![QuantConnect Logo](https://cdn.quantconnect.com/web/i/icon.png)
<hr>

# A Mean-Reverting Portfolio with DTW Clustering
This is the clustering analysis notebook of WQU MScFE C20-S4 group 3 capstone project -- A Mean-Reverting Portfolio with DTW Clustering.
Member:
- Kam Chiu Szeto, hke0073@icloud.com

### Import Libraries

In [1]:
from tslearn.barycenters import softdtw_barycenter
from tslearn.clustering import TimeSeriesKMeans
from ResearchETFUniverse import ETFUniverse

## Soft-DTW clustering -- 2019, SPY
The below part was the clustering analysis of soft-DTW k-mean clustering section, with period from 2019-9-1 to 2020-8-31 (volatile period). SPY constituents as of 2020-8-31 would undergo clustering with k-mean algorithm, using DTW as distancing measurement. 45 clusters would be drawn. The assets within the cluster with the largest number of assets would be extracted.

### Get Data
Get the historical data of SPY constituents as of 2017-1-1.

In [2]:
qb = QuantBook()

# Set historical lookback start and end date
start_date = datetime(2019, 9, 1)
end_date = datetime(2020, 8, 31)

# import SPY constituents of end date
assets, _ = ETFUniverse("SPY", end_date).get_symbols(qb)

# Get historical data of SPY constituents
history = qb.History(assets, start_date, end_date, Resolution.Daily)
history

### Preparing Data
<p>Using their standardized log close price time-series for clustering in groups.</p>

In [3]:
# Get the daily close price.
close = history.unstack(0).close

# Take logarithm to ease compounding effect
log_close = np.log(close)

# Standardize the data
standard_close = (log_close - log_close.mean()) / log_close.std()

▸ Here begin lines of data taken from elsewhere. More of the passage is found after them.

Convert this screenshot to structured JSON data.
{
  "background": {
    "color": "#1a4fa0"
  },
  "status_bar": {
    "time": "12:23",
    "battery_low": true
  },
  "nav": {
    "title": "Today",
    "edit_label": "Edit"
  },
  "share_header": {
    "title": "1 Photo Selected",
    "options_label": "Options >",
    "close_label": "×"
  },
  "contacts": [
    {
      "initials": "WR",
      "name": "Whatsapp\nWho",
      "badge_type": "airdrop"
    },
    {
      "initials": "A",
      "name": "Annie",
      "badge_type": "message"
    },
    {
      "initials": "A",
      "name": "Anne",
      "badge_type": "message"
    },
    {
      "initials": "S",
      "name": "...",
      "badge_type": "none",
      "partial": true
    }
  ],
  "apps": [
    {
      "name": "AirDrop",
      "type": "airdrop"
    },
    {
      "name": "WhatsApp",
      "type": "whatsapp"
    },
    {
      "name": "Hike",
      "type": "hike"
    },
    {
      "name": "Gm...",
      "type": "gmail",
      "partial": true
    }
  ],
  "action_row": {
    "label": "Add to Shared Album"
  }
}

# Drop any columns (tickers) with nan value
standard_close = standard_close.dropna(axis=1)
standard_close

### Train Model

Use `TimeSeriesKMeans` k-mean model with soft-DTW distance measurement for clustering. In this case, 45 clusters were determined to simulate the number of sectors.

In [5]:
# Set up the Time Series KMean model with DTW.
km = TimeSeriesKMeans(n_clusters=11,
                      metric="softdtw",
                      max_iter=5,
                      max_iter_barycenter=5,
                      n_jobs=-1,
                      random_state=100,
                      init="k-means++")

# Fit the model.
km.fit(standard_close.T)

### Visualization
Visualize the clusters and their corresponding underlying series.

In [6]:
# Predict with the label of the data.
labels = km.predict(standard_close.T)

# Create a class to aid plotting.
def plot_helper(ts):
    # plot all points of the data set
    for i in range(ts.shape[0]):
        plt.plot(ts[i, :], "k-", alpha=.2)
        
    # plot the given barycenter of them
    barycenter = softdtw_barycenter(ts, gamma=1.)
    plt.plot(barycenter, "r-", linewidth=2)

# Plot the results.
j = 1
plt.figure(figsize=(20, 40))
for i in set(labels):
    # Select the series in the i-th cluster.
    X = standard_close.iloc[:, [n for n, k in enumerate(labels) if k == i]].values
    
    # Plot the series and barycenter-averaged series.
    plt.subplot(len(set(labels)) // 3 + (1 if len(set(labels))%3 != 0 else 0), 3, j)
    plt.title(f"Cluster {i+1}")
    plot_helper(X.T)
    
    j += 1

### Extract Assets
Obtain the assets in the cluster with the highest number of assets.

In [7]:
# Get the cluster with the highest number of assets.
cluster_most_element = np.argmax(np.bincount(labels))
print(f"Cluster {cluster_most_element+1} with the highest number of element: {len([x for x in labels if x == cluster_most_element])}")

# Get a list of assets within it
selected_assets = standard_close.columns[[n for n, k in enumerate(labels) if k == cluster_most_element]]
print([x.split(" ")[0] for x in selected_assets])